Ptolemy Tompkins (born 1962) is an American writer specializing in books describing the role of the spiritual in ordinary life. His best-known work, "Proof of Angels" (Howard Books, 2014), co-authored with Utah police officer Tyler Beddoes, focuses on the death of Jennifer Lynn Groesbeck, whose car veered into the Spanish Fork River just outside the town of Spanish Fork, and the mysterious voice which Beddoes, along with three other responding officers, heard inside the car as they struggled to right it. Tompkins also collaborated with Eben Alexander on his mega-selling "Proof of Heaven" (Simon & Schuster, 2012) and its follow-up, "The Map of Heaven" (Simon & Schuster, 2014).

==Biography==
Tompkins was born in Washington, D.C., educated at Sarah Lawrence College, and currently lives off the coast of Maine. He is the son of best-selling author Peter Tompkins (A Spy in Rome, Secrets of the Great Pyramid, The Secret Life of Plants, and others), and for nine years was an in-house editor at Guideposts Magazine.

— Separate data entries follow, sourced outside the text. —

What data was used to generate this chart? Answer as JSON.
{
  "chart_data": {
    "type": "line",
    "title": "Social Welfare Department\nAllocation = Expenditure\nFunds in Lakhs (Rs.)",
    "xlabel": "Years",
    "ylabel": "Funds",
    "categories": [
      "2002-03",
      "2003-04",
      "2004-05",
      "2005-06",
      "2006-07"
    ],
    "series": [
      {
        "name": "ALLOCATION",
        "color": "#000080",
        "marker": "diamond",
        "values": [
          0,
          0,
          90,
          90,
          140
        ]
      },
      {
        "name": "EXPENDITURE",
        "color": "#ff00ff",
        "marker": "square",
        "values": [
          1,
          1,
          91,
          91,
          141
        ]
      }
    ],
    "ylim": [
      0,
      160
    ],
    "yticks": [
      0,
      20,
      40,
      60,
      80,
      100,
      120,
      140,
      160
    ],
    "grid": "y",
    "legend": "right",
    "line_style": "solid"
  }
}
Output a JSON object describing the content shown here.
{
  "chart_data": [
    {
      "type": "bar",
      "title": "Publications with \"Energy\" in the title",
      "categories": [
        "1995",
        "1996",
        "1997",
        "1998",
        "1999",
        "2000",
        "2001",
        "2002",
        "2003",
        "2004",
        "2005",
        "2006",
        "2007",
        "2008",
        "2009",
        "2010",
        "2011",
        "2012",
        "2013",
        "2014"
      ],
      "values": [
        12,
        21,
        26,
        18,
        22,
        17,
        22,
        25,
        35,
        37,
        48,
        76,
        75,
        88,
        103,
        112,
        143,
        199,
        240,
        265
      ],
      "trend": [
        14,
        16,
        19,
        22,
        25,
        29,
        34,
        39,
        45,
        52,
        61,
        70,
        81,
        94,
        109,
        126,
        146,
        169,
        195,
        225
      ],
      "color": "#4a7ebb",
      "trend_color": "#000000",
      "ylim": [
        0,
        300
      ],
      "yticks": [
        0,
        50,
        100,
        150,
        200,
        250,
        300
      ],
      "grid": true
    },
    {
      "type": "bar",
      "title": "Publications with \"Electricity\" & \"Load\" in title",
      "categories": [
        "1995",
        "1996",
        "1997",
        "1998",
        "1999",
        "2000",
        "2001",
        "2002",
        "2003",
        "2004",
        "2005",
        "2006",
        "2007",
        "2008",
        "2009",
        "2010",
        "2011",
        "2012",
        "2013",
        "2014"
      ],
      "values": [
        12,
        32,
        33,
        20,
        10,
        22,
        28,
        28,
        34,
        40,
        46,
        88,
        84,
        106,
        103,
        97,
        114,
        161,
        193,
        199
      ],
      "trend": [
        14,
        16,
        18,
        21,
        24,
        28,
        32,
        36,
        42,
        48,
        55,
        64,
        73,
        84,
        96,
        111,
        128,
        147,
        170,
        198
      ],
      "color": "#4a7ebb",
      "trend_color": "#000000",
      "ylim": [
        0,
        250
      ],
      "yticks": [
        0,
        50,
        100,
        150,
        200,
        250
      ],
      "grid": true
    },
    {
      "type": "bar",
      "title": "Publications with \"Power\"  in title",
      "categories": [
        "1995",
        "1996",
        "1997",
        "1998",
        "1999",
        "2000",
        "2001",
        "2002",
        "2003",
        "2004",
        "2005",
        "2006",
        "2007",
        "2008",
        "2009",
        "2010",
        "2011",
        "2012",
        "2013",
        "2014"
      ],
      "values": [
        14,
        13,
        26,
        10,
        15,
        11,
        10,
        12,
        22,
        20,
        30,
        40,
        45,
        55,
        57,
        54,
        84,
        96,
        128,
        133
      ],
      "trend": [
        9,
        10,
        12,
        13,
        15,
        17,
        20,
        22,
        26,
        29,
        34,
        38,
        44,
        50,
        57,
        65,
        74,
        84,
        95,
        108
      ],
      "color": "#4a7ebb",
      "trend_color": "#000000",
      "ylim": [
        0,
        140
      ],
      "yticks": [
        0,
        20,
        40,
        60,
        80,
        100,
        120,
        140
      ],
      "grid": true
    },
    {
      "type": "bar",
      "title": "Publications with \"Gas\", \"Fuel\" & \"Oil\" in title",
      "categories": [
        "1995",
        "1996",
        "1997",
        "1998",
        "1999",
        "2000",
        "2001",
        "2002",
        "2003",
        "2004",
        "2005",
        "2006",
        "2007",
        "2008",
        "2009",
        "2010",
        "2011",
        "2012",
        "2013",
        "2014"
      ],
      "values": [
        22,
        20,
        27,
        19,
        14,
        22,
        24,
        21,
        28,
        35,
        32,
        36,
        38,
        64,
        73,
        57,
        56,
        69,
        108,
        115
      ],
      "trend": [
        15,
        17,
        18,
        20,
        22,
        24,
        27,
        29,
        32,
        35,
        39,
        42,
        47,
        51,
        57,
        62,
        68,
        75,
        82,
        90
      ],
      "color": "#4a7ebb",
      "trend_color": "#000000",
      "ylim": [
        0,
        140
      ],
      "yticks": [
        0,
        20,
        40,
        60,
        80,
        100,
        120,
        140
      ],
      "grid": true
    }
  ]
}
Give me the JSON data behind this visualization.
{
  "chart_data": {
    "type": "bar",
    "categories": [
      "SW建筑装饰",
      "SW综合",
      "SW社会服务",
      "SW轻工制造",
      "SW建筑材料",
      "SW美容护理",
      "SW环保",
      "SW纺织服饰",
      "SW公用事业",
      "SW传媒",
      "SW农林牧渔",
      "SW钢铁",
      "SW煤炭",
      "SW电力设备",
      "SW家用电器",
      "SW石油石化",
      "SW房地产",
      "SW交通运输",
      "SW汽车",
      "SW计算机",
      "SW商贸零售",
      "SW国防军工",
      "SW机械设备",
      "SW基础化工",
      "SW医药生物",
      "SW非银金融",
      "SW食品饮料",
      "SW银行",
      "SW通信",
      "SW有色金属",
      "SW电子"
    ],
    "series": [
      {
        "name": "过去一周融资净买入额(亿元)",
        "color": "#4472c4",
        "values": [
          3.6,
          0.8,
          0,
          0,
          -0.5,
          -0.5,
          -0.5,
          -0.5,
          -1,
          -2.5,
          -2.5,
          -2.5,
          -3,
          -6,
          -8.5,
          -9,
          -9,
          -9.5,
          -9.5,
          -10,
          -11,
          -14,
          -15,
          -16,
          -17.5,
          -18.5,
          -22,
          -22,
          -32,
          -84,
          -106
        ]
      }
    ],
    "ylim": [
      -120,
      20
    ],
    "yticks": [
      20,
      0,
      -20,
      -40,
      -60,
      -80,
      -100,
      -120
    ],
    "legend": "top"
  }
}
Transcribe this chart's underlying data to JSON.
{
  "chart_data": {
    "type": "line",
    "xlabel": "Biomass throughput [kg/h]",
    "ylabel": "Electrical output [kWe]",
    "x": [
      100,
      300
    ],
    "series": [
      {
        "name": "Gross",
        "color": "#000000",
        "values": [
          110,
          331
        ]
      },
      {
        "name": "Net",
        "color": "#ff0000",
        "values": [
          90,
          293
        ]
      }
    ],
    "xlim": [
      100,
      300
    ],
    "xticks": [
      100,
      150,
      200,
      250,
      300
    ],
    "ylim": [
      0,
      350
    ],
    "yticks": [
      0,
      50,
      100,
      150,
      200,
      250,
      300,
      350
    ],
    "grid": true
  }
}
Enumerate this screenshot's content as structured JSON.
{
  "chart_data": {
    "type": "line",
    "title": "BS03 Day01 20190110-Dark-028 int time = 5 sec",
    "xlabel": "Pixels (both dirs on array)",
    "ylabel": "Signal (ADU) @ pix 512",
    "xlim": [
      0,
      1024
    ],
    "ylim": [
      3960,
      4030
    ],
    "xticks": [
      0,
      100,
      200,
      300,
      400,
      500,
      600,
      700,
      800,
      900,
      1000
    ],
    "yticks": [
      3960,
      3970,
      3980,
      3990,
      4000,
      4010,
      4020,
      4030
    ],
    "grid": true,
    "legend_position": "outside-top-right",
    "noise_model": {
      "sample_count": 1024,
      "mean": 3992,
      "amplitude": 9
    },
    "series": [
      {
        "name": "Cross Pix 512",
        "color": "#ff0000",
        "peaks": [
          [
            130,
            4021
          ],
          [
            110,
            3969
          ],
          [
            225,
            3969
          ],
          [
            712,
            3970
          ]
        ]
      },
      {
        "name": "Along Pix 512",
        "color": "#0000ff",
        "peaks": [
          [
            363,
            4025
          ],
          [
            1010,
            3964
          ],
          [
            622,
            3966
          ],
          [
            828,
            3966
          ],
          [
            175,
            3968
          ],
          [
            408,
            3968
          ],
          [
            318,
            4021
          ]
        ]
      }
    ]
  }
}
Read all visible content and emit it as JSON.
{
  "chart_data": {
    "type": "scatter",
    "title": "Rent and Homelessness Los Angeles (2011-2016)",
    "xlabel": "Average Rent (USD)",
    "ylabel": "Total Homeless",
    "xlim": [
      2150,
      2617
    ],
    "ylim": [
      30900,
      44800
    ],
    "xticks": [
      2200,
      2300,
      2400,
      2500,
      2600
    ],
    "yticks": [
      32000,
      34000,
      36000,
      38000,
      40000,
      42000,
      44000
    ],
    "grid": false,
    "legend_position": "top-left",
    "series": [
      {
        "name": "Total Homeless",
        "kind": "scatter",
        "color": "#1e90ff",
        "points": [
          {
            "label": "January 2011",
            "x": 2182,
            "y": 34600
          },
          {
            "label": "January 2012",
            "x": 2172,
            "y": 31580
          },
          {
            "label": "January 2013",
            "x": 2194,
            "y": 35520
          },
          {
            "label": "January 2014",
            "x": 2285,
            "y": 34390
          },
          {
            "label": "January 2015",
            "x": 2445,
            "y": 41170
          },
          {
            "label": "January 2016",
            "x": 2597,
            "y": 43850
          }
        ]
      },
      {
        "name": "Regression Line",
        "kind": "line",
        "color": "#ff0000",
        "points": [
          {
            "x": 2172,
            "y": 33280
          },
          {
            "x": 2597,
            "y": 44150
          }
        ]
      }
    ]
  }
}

Paradise Fever (Avon Books, ISBN 038097438X), his 1997 memoir, chronicles his childhood in the early seventies, focusing on the time his father spent searching for Atlantis in the waters off of the island of Bimini in the Bahamas. His The Divine Life of Animals (Crown, 2010), argues for the validity of the idea that animals possess souls, while The Modern Book of the Dead (Atria, 2012) sketches a contemporary map of the afterlife focusing on the work of mid-twentieth-century afterlife investigators Robert Crookall and Jane Sherwood. Other books include The Beaten Path: Field Notes on Getting Wise in a Wisdom-Crazy World (William Morrow, 2000,ISBN 978-0-380-97822-9), which focuses on Tompkins' step-brother, the Buddhist Abbot Nicholas Vreeland. His first book, This Tree Grows Out of Hell, first published in 1990 but re-released in revised form by Sterling Books in 2010 (Sterling, ISBN 978-1-4027-4882-0), is a spiritual history of Mesoamerica heavily influenced by the thinking of Ken Wilber and Owen Barfield. "Proof of God" (Howard Books, 2017), written with astrophysicist Bernard Haisch, explores Haisch's work on the Zero Point Field and Haisch's contention that the physical world is analogous to a computer simulation, the ultimate programmer of which is God. Tompkins also appears in "Monk with a Camera," a 2014 documentary about his step-brother Nicholas Vreeland.

Tompkins' mother is Jerree Talbot Smith. He has two siblings, Timothy Christopher Tompkins (deceased), and Robin Ray of Hobe Sound, Florida.